By Jennifer Sumner
What is the difference between an engineer and a marketing professional? Maybe not as much as you’d think. Engineers must translate simple requests into complex designs and engineering solutions. Marketing professionals must translate those complex engineering solutions into easily understood communications. While similar, they can sometimes be at odds.
For nearly two decades, I have collaborated with engineers, young and old, and at times this has been quite a challenge. I jokingly tell my friends, when an engineer sees me coming, they duck inside their cubicle, quickly picking up their phone as to not be disturbed. They’re likely cringing on the inside wondering what I could possibly want now. With a smile on my face, I greet them and explain, “Yes, I need your help again.”

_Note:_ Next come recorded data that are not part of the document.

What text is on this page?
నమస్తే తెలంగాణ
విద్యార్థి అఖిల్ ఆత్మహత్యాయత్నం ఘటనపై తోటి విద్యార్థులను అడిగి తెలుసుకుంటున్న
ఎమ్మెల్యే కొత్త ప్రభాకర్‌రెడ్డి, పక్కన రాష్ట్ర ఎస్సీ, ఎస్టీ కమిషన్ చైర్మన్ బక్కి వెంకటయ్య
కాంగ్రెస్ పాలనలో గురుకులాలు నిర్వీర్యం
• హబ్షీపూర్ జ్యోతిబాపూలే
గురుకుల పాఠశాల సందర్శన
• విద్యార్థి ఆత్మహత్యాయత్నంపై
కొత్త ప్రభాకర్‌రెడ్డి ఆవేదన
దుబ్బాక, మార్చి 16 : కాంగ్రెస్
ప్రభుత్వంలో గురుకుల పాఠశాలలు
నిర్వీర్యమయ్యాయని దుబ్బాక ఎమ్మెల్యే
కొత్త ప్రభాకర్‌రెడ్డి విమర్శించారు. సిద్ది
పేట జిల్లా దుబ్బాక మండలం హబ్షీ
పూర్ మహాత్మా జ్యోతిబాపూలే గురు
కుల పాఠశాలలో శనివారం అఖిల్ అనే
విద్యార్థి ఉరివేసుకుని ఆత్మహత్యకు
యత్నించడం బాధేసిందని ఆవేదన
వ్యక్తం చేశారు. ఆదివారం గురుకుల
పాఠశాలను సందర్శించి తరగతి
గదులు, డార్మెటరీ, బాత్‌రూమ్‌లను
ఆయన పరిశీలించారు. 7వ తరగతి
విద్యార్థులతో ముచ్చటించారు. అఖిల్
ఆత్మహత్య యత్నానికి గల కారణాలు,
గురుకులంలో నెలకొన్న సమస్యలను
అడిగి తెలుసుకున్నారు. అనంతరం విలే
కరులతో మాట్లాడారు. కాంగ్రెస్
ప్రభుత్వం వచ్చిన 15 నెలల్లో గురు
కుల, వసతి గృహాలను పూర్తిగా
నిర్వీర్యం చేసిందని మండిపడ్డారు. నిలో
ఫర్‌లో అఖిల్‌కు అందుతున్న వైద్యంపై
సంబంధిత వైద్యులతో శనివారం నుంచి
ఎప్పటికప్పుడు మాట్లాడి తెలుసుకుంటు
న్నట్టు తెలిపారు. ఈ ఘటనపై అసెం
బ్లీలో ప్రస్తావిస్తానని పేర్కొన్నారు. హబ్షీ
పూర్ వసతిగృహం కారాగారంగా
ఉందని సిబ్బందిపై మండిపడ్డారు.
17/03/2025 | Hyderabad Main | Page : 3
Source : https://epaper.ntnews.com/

As a company, our goal is simple, yet complex – to differentiate ourselves from our competitors, showing our value to current, as well as potential, clients. We understand our value, but a potential client may not. Content marketing plays a vital role in bridging that gap. We want to communicate with clients based on what interests them, while also serving as an educational resource for them.
For example, if you are making decisions regarding the purchase of a building, KGEI can provide a building evaluation. This allows the potential buyer to understand the total investment, including the condition of the building’s systems and potential repair/replacement costs. We can also be a resource on choosing the right HVAC system, changes in building codes and the amount of energy a building should be using.
As a marketing professional, the biggest lurking question for me is, “How can I validate the knowledge and skillset our engineers offer?” I see their value each and every day. I overhear the collaboration among team members, searching for the best solution to meet a client’s expectations for their HVAC system or discussing why energy efficiency is crucial within a particular building. I have stopped by late at night to pick up my laptop and observed an entire team of designers and engineers working diligently to meet a deadline despite a list of changes they received mere hours before. I see the satisfaction on their faces when they receive word that a project was awarded LEED Gold.
This industry is definitely focused on technical knowledge and credentials, as it should be. But, just as important is understanding that our team is driven by passion, and I’m proud to communicate that as our brand and our value. KGEI’s marketing ideas do not come out of thin air; they are related to experiences and solutions encountered in our everyday work lives. That is where the collaboration between the design team and the marketing team is imperative.
Similar to most building owners, I do not have a technical background, so I must ask questions about projects in order to understand exactly what our design entailed. What were the owner’s expectations? Why did we choose a particular system? What are the energy savings for the building? Is the building LEED certified? Were there issues related to the building envelope? How did we provide value to the client? How does this building benefit our community? A thorough understanding of the project allows me to convey its significance and our brand to our clients.
KGEI’s purpose-driven brand – to be the best comprehensive engineering firm in the region – shows through a collection of images and ideas representing our organization. We strive to provide value to our clients. Our logo, a K and G intertwined, communicates our emphasis on teamwork, both internally, in how we are organized, and externally, in how we communicate with our clients. The word engineers is at the base of our logo, because we understand that engineering is the solid foundation for our projects, but not the focus. The logo is strong, clean and well-designed, all characteristics of how we approach our work. We influence our brand through consistency in our engineering as well as our marketing.
It may be virtually impossible for any consulting firm to differentiate on brand alone, but there is no doubt that the way our firm presents and communicates is critical to how our clients perceive our value. I believe wholeheartedly in the competence of our engineers and am proud to showcase the projects that are living proof of just how crucial our team members are to the overall success of a building, the impact that building has on the local community, and the marketing initiatives that follow. The engineers are the “brains” behind the content and project experience we possess.